Да много всего будет. Ну, вот в нескольких словах. До восьмого класса хоть и будут меняться какие-то детали, но всё, в общем и целом, останется приблизительно так. И хорошо бы тебе, брат, запастись великим терпением. Будут сменять друг друга учителя, классные руководители, принципиально ничего не меняя. Параллельно ты будешь учиться только на «Хорошо» и «Отлично» совсем в школе — при знаменитом художественном училище имени самого Грекова. Хотя приведёт тебя туда отнюдь не цивилизованное внимание старших к твоим способностям. Там будут тоже учителя и тоже ученики. И тоже ученицы. Но почему-то совершенно другие – по отношению к жизни, друг к другу и к тебе. И отправляться туда, и находиться там ты будешь совсем в ином настроении. Жить ты будешь этим. И многое постигнешь.
Конечно, туда, поближе, уже никому не будет дела до твоего чубчика. И тебя не будут дразнить «Лысый бубан – хвост обрубан!». Ты по-прежнему будешь обрисовывать всю школу, выпускать стенгазету и получать тройки по рисованию и по черчению. По языку и литературе. По истории и географии. Доброй половине класса делая домашнее задание по этим предметам, которые со временем станут составными твоей профессии. И вопрос о том, почему заведомо неглупый и одарённый мальчик получает такие отметки, не стоял ни на одной повестке дня педсовета и родительского комитета. Но по крайней мере, папа уже не будет тебя драть знаменитым тем ремнём. Он вообще не будет знать о твоих занятиях, успехах и неудачах. Да и наладится его служебная биография – с повышениями. Он станет спокойнее. После восьмого класса – в год полёта Гагарина в космос, ты одолеешь, наконец, всемирное тяготение этой школы. И выйдешь на орбиту взрослой жизни. Попросту: пойдёшь на улицу. На фабрику — учеником. Пополнишь любимый твой рабочий класс. Потом станешь мастером. И жить-проживать будешь только то, что заработаешь. С тех пор и – до конца. Там же тебя торжественно подарят в комсомол, как лучшего из лучших. Потом — на завод. Разумеется, не директором, как папаша.
— А кем?
Рабочим. Грузчиком. И хотя собеседник мой воображаем, в голосе его я различаю некоторую растерянность:
— Груз… Грузчиком?
Ну, не просто грузчиком. В трудовой твоей книжке будет значиться: «Грузчик-упаковщик». На знаменитом в мире одесском заводе «Кинап». В отделе кадров тебе пообещают со временем перевести в оптический цех.

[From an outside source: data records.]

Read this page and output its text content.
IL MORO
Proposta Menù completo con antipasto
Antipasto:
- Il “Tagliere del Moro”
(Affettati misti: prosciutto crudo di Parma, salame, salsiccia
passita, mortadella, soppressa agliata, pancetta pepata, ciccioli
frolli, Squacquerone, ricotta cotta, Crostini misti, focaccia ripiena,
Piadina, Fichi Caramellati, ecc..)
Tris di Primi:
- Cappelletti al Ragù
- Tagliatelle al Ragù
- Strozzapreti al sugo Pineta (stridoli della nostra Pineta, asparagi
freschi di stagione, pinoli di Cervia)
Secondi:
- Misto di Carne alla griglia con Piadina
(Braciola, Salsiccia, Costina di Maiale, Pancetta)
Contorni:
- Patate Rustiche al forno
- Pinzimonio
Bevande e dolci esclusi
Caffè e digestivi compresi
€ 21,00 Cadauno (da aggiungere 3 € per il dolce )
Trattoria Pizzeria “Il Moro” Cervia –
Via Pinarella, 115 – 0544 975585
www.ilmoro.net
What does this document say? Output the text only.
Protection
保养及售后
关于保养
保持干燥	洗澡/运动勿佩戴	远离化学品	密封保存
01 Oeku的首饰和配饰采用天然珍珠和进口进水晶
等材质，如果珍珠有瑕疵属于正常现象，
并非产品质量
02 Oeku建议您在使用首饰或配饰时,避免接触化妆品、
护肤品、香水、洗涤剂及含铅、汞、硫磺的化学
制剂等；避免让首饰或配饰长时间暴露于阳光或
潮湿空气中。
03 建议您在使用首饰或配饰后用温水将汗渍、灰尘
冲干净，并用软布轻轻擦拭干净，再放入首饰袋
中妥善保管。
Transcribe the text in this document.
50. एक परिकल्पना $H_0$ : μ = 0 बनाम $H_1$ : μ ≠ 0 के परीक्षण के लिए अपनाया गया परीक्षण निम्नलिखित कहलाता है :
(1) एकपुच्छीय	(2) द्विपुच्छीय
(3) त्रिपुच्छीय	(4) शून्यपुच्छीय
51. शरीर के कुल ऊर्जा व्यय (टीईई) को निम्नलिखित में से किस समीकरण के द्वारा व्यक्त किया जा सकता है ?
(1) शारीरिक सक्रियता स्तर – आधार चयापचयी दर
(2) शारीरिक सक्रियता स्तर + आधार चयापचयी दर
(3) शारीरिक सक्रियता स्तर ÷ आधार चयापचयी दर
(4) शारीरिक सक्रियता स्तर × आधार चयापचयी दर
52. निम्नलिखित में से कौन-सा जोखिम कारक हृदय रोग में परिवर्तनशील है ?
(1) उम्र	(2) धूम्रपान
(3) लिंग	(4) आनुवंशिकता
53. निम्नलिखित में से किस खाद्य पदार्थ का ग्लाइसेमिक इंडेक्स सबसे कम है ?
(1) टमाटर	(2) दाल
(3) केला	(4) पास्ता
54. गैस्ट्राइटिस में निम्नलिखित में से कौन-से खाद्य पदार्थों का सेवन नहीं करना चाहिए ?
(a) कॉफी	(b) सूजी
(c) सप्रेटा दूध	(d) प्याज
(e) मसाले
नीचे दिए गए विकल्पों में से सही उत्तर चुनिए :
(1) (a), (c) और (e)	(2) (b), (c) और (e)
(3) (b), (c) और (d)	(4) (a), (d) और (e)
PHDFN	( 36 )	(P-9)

Оптика! Это здорово. А пока – бери побольше, тащи подальше. Плоское толкать, круглое – катать. Ты будешь упаковывать киноаппаратуру, — компактную, портативную и огромную, фундаментальную, проекторы, трансформаторы, экраны. С разными ящиками управляться, с проволокой-катанкой и обивочной жестью. Гвозди будешь забивать с одного удара. А потом всё это грузить в контейнеры для города и области, для всей страны. И за границу. Так что ноги будут гудеть и хребет болеть. Но здоровый станешь, как бык. И тогда же ты переступишь впервые в жизни порог самой настоящей редакции газеты. Старейшей в стране молодёжной газеты – формата «Правды», четыре тысячи строк, тираж – сто тысяч. Причём, появишься ты там очень шумно – с очерком о тебе на третьей полосе. О чём тоже – в своё время. Ты слушай, слушай!
— Я слушаю, слушаю…
О, видели бы вы его глаза! Дальше, дальше, дальше… Тебя закружат комсомол и журналистика тёплым вихрем шестидесятых. Всё это будет так не похоже на жизнь в школе и дома. К середине шестидесятых будешь знаменитым и самым юным целинником, оратором и комсомольским комиссаром. В связи с чем тебя пригласят на телестудию – сказочно популярную и единственную тогда в миллионном городе и двухмиллионной области. Вообрази – в горком комсомола и в областную молодёжную газету ты будешь входить запросто. Бюро горкома утвердит тебя комиссаром городского комсомольского пресс-центра «Служба Солнца». Хотя и там, и тогда не оставят тебя всякие недоумения и огорчения. И они тебе покажутся попечальнее и даже пострашнее, чем эти школярские…
— Как это?
Да так. Пока скажу только, что – тебя будут любить-уважать-слушаться, тебе будут завидовать. Ты будешь считаться человеком на светлой дороге и с будущим. Что явно вызовет недоумение у мудрых педагогов, родителей, родственников и знакомых, давно поставивших на тебе крестик. Но абсолютно в духе оттепельных и шебутных шестидесятых, на пронзительном таком взлёте ты бросишь вдруг всё это. И отправишься в армию. На три года. Просто так, рядовым.
— Рядовым…
Ну, рядовым служить так и не придётся. Комсостав. Мундир, галуны, шевроны. Усики. Девчатам-провинциалкам на загляденье. Солдаты тебя будут любить-уважать, начальство… в общем, уважать тоже будет, но трудно. И опять не без обид. Оно конечно, невеста: целых два с половиной года будет верно ждать. Но служить Отечеству ты будешь целых три. А она выйдет замуж. За твоего товарища. А вернешься – станешь главным художником по новинке – газосветной рекламе. И художником — заведующим Клубом Мастеров на стадионе «Динамо», приятелем олимпийских чемпионов, милиционеров — будущих полковников и генералов, известных журналистов, поэтов и киношников.
— А… киношники-то откуда?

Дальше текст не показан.